For two summers, I was a maître d’ at the Hampton Beach Casino Ballroom. Only no one used that name. I was a bouncer — one of about 20 who used to have to wear a tuxedo shirt and bow tie and sweat/skulk around the place asking people to not stand on the tables. And despite the “Roadhouse” reputation of my esteemed colleagues, you’ll just have to take my word for it: They were all pretty good guys.
It was a time when the club was going through a bit of a transition. The ’80s were in the rearview mirror of our cultural Pontiac Fiero, and the old crew had a reputation for being a bit rough around the edges. The new management eschewed knuckle-dragging, however. I was told, “We want people who can mediate. Don’t go toe-to-toe with anyone in the club. Talk to people.” Which was perfect, because one of my career goals was “don’t get beat up for $5 an hour.” Still is, actually. I think it’s a pretty solid ethos.
I just wanted a fun summer job, to see some shows, and to come out of it with a few stories. And not take a beating. Whether it was sheer luck or not being Patrick Swayze, I achieved those goals.
A typical shift went like this: Show up just after lunch to help the road crew set up.
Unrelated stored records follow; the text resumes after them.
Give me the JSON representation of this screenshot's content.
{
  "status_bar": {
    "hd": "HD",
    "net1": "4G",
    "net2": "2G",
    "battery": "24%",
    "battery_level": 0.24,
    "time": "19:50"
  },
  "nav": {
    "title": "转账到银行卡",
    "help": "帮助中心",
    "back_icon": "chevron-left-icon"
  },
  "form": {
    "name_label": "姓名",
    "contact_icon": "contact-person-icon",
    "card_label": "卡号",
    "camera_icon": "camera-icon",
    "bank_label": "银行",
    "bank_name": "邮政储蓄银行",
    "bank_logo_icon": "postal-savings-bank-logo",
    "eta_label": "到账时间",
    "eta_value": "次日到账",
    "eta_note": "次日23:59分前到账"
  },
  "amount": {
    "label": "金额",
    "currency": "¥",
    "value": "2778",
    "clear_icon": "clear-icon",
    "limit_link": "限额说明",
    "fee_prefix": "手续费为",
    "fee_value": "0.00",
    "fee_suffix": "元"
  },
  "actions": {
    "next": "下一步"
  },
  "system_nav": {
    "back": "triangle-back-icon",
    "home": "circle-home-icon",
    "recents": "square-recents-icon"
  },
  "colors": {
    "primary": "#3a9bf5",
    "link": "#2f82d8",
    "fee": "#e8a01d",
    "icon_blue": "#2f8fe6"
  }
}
Then it was home for dinner, put on our stupid shirts and bow ties, and head back to the beach. The show would go on, we’d do load-out until midnight or 1 a.m., and then head to Pappy’s Pizza on F Street, or to the Sea Ketch.
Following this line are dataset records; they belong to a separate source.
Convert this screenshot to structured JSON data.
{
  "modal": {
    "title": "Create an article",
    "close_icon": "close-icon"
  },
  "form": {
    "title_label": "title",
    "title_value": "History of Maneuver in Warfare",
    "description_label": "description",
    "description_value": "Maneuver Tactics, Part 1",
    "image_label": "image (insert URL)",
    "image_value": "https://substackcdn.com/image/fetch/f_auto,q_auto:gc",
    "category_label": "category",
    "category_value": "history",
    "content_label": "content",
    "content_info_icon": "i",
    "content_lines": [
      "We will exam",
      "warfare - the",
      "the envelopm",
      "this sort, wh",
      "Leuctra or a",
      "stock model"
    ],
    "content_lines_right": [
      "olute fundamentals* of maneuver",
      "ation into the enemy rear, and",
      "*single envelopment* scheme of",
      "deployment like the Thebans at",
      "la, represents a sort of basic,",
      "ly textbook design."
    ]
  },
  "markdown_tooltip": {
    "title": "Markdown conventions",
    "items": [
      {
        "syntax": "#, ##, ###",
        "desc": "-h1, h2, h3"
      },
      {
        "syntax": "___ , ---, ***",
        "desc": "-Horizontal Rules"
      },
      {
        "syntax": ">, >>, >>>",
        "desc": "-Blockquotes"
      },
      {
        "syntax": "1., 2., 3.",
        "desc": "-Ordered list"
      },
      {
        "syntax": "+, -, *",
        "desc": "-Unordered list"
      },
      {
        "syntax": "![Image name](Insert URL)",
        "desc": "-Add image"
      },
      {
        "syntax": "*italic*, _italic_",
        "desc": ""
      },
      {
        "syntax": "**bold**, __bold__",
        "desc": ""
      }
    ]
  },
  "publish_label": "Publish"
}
And it was fun: I got to help Ray Charles walk to the back door, the Indian from the Village People tried to get a couple of us to carry his luggage out to the van, Charlie Daniels said “Hi, boys” as he came up the stairs following an onstage union dispute, and Ted Nugent yelled at my friend Mike. Also, Kris Kristofferson was the nicest guy all summer.
Occasionally, two of the crew would wear black bow ties instead of the typical red. These were “stuffers” — they’d make sure every space up front was filled when we would seat patrons. Simple. Someone once asked me if the colors signified anything.
“The guys wearing the black ties have actually killed someone on the job.”
Another question: “Do you guys have to know karate to get this job?”“Gymkata. Or Krav Maga.” (If Krav Maga were Hebrew for “he showed up for the interview.”)
In reality, it was a group of the most mild-mannered people I’ve worked with. There were future engineers, lawyers, teachers, and even a magazine writer among them. And yes, I was working the night of the infamous Phish show in July of 1991. We shall speak no more of it, other than to say that was the night I saw a man fly.